Many years ago I noticed that every opinion poll I saw reported that Americans were overall dissatisfied with the direction of the country.  For example, this Hart Poll shows that on over 40 occasions over the last four years when that question was asked not once did the percentage thinking the country was headed in the right direction exceed those with the opposite view.  For over 20 years results from many different polls are consistent with this finding.

It didn’t matter which political party was in charge or who was asking the question, with few exceptions America’s opinion has been that we were headed the wrong way.  The last 249 essays are based on a theory that we, not the government or some other advocacy group, hold the solution to our dissatisfaction.  We can make America better, but we must change our approach to defining the core problems and not continue to deal with the surface symptoms.  When we look deeply, we find that our behavior, not a failure of government caused most of our problems.  Changing behavior, not electing a new crowd of politicians is the answer.  The only thing politicians do is blame each other for problems and look for painless, quick-fix relief for these symptoms.

Here’s how it works.  Behavior generally has corresponding consequences.  Call it Karma, God’s justice or whatever, but eventually bad or negligent behavior leads to trouble, while positive behavior leads to favorable outcomes.

Behavior, however, is such as broad term.  It includes all our words and actions, the decisions we make.  How do we track and classify it?  To make sense of a long list of possible actions, I have chosen five categories or dimensions.  A wide range of behavior can be condensed into these five areas.  Whenever I cite an example, I also specify which dimension it falls under.  As I give examples, it becomes clear that weaknesses and errors in the five dimensions are really the source of many of our so-called crises, as individual choices build into societal consequences.  The long list of problems we hear about every day, from obesity to healthcare to education to discrimination to retirement insecurity and many more, are really the accumulation of faulty individual decisions.

An immediate advantage of this approach is that when you talk about behavior, you are barred from labeling people.  You can’t say someone has a bad attitude or someone is an extremist or someone is worthless or uncaring or hateful or attach any other name or description.  It serves no purpose to criticize motives; just deal with the behavior.  Behavioral observations deal with words and actions – he said this or did that.  See how different this is already from the way our politicians (and many private citizens) act today.  Without this approach all we get is a firestorm of insults and accusations without any real progress.  No wonder Americans think we are headed in the wrong direction!
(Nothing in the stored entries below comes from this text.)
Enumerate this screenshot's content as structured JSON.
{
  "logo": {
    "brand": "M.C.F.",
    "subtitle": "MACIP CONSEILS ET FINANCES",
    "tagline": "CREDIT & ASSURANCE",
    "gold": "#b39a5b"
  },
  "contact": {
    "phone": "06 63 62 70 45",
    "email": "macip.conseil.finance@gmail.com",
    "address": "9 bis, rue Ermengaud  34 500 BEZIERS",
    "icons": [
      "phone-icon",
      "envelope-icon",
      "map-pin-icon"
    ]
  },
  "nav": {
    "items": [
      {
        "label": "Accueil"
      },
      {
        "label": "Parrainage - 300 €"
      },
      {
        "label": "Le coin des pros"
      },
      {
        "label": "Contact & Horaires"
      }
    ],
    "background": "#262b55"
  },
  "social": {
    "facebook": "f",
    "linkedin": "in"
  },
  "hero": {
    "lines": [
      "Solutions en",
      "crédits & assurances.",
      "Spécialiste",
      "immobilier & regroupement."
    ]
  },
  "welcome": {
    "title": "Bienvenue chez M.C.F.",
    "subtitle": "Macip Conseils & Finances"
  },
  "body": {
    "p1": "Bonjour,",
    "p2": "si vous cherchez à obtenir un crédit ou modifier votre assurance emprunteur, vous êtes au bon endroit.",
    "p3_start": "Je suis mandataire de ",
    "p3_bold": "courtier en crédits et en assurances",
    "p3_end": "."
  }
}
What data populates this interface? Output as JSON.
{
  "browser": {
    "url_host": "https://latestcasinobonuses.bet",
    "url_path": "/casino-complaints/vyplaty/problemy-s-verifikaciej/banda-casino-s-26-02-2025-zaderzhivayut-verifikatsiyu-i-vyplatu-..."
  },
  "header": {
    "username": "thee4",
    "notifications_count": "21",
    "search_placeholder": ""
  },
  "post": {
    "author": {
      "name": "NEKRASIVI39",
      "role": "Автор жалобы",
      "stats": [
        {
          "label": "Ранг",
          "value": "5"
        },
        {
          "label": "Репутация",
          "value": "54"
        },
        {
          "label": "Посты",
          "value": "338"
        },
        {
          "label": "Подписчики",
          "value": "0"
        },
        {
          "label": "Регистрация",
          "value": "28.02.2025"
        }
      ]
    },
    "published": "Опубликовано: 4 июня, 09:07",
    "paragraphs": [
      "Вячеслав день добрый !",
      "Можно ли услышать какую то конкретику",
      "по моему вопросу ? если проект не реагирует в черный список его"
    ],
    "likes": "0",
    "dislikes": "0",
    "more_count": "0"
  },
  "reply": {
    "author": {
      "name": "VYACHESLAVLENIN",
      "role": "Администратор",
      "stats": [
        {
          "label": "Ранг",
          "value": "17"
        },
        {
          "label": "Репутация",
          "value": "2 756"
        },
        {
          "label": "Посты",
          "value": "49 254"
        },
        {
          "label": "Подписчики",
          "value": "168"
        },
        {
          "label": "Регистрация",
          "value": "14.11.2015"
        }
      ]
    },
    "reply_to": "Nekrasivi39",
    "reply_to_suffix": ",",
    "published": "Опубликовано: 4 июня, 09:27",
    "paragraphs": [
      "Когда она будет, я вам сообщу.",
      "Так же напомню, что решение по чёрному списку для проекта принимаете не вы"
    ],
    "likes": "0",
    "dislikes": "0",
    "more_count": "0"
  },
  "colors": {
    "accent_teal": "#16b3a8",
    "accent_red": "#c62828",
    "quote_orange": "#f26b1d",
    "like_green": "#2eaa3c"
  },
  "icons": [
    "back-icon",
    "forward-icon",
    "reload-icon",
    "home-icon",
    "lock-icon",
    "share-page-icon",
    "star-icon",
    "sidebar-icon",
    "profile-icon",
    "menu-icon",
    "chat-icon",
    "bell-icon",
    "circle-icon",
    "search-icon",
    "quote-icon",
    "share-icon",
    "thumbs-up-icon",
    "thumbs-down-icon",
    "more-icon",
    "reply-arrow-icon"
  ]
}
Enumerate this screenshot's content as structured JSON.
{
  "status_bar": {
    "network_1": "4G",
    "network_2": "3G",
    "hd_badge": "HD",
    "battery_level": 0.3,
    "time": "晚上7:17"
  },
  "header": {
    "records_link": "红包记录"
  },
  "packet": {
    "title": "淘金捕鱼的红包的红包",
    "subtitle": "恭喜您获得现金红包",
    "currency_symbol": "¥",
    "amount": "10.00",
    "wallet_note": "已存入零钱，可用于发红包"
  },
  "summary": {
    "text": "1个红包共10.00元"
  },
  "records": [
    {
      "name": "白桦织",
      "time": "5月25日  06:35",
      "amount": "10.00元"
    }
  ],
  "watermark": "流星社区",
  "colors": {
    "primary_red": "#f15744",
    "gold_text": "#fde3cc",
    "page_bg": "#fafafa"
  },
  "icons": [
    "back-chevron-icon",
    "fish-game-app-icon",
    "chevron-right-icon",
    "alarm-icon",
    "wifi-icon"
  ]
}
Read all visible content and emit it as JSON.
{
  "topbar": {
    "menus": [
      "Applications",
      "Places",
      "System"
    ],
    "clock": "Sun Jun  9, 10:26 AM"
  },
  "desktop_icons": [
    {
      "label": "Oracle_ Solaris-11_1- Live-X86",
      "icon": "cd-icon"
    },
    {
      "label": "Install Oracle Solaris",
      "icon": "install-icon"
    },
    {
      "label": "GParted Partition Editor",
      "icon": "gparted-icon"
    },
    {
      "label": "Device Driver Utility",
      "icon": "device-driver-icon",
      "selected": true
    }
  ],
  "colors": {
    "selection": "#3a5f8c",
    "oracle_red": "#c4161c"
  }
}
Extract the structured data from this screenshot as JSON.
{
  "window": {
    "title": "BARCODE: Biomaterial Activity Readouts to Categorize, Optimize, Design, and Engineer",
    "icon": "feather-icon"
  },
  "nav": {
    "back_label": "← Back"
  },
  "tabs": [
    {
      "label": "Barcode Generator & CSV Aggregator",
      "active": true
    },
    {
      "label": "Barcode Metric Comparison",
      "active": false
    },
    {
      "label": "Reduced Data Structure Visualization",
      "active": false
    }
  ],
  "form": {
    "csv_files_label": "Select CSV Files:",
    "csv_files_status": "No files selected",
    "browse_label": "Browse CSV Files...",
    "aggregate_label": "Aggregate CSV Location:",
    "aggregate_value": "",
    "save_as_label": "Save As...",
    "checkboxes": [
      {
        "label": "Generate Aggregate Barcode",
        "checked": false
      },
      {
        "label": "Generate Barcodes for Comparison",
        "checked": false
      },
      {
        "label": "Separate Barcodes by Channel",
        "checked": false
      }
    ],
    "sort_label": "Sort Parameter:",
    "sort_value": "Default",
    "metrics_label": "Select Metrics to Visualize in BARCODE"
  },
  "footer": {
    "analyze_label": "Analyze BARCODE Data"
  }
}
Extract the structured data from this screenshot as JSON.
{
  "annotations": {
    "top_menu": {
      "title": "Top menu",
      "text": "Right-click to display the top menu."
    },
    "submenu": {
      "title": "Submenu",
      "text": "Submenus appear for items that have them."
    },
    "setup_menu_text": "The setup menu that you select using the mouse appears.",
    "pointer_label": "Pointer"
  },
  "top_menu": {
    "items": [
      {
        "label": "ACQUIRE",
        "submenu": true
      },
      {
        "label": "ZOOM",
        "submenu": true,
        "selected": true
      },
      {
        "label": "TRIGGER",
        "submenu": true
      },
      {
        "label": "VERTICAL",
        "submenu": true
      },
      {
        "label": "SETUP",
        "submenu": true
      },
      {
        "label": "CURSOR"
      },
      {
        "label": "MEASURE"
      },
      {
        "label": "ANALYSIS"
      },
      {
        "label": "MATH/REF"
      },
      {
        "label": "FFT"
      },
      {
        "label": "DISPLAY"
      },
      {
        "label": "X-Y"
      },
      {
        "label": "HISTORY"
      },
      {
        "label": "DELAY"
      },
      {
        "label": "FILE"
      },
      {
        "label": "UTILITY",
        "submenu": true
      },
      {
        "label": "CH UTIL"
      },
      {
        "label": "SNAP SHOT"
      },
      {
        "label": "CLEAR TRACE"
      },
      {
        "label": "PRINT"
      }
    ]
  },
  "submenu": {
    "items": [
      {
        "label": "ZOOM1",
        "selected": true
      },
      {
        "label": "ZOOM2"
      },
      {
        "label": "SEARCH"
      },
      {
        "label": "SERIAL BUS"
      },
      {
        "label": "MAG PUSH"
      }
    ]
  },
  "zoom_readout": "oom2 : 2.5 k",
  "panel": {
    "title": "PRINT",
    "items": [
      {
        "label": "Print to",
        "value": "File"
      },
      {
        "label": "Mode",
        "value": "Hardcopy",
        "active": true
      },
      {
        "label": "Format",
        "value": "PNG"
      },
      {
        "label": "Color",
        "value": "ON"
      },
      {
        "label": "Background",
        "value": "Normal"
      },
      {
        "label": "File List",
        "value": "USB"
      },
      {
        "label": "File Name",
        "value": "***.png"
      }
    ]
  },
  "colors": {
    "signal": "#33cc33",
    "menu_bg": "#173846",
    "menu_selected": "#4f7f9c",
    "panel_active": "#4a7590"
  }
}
Now I have 250 essays on this theme and will continue to present examples of behavior in the key dimensions.  The news is dominated by political disputes, but I don’t comment on politics.  The answers are not to be found in Washington.  The answers are in our behavior, and I don’t expect to run out of examples very soon.

My objective of these short essays is to inspire a group of people to think about the problems in a different way, to show you what to look for, to get more people to adopt a behavioral approach.  Look at what we and our neighbors are doing to make the situation worse.  I know that tolerance is very trendy these days, but must we be tolerant of behavior that is sure to lead to problems?  Remember, it’s not about beliefs and attitudes; it’s about actions and decisions, behavior that has consequences, consequences that add up to societal crises, the same crises that keep the media and politicians stirring us into a panic to distract us from the real answer.

It’s not time to panic.  It’s time to join the team and spread the word that improving behavior is the only real solution.